Ob Tom Sawyer und Huckleberry Finn heute noch eine Rolle sozusagen spielen können - ich bin davon überzeugt, dass es so ist. Das liegt einfach daran, dass diese Bücher aufgrund ihrer höchsteigenen literarischen Struktur einfach Weltliteratur sind und sich nicht überlebt haben. Mit großer Freude wird, glaube ich, auch heute noch ein Jugendlicher und im Übrigen auch ein Erwachsener diese Bücher lesen können und mit großem Gewinn.

König: Aber was genau findet ein erwachsener Leser heute jenseits des Abenteuerlichen im "Tom Sawyer"?

Nohl: "Tom Sawyer" unterscheidet sich von den normalen Jugendbüchern fundamental. Das liegt daran, dass er erstens eine Art Enzyklopädie der Kindheit geschrieben hat, das heißt, wir finden hier 40 bis 50 archetypische Situationen der Kindheit und Jugend. Es ist in diesem Roman, der einen Sommer beschreibt, im Grunde genommen eine puber … , sagen wir mal eine Entwicklung von einem 6- bis 14-Jährigen hineingepackt. Diese ungeheuerliche Verdichtung dieses Entwicklungszeitraums – Kindheit, ich nenne das Spätkindheit und Jugend – macht diesen Roman so außerordentlich geladen und so spannend.

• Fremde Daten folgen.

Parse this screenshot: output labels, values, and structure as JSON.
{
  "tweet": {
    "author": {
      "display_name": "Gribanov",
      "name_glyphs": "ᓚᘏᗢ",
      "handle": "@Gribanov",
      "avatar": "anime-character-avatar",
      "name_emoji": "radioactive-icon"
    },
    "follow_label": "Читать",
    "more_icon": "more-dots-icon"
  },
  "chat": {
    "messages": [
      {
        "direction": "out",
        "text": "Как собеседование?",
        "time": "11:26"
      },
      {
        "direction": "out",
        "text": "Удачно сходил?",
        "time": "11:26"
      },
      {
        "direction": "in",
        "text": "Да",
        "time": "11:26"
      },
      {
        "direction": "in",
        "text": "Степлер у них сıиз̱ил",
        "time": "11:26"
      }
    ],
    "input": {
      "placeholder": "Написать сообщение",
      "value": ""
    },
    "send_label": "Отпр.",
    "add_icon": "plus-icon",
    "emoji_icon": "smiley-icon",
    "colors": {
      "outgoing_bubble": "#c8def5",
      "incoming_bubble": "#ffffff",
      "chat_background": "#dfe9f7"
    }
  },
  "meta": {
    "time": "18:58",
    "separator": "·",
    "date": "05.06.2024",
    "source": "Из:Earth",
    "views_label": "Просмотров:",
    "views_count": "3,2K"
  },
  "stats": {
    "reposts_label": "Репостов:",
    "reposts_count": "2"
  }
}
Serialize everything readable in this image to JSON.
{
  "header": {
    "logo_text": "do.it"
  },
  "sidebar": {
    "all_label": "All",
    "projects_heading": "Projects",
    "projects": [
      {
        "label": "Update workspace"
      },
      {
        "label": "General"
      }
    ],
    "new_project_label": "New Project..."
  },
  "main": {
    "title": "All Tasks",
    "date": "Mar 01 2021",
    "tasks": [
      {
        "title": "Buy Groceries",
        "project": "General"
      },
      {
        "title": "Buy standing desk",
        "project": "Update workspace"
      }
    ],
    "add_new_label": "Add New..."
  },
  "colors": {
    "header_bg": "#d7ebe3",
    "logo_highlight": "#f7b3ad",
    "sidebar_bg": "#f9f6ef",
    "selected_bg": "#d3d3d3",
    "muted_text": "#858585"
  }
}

Dann kommt hinzu, dass Twain alle literarischen Genres seiner Zeit in diesen Roman hineingepackt hat. Sie haben hier eine Liebesgeschichte, Sie haben eine Kriminalgeschichte, Sie haben eine Gruselgeschichte, Sie haben eine Robinsonade, Sie haben in der Tat auch eine Lausbubengeschichte, aber das ist, wie gesagt, ein Aspekt von vielleicht fünfen. Und diese Mischung erfüllt dieses Buch doch mit einer gewissen explosiven Kraft.

König: Ein Klassiker ist also neu zu lesen. "Tom Sawyer und Huckleberry Finn", von Andreas Nohl für den Hanser-Verlag übertragen. Seine Übersetzung können Sie bei uns erleben in einem Hörspiel von Alexander Schuhmacher nach Mark Twain, jetzt Sonntag, 18:30 Uhr, eine fünfteilige Serie, "Die Abenteuer von Huckleberry Finn" dann, jeweils eine knappe Stunde lang, können Sie ab nächsten Mittwoch bei uns hören, jeweils 21:33 Uhr. Herr Nohl, ich danke Ihnen!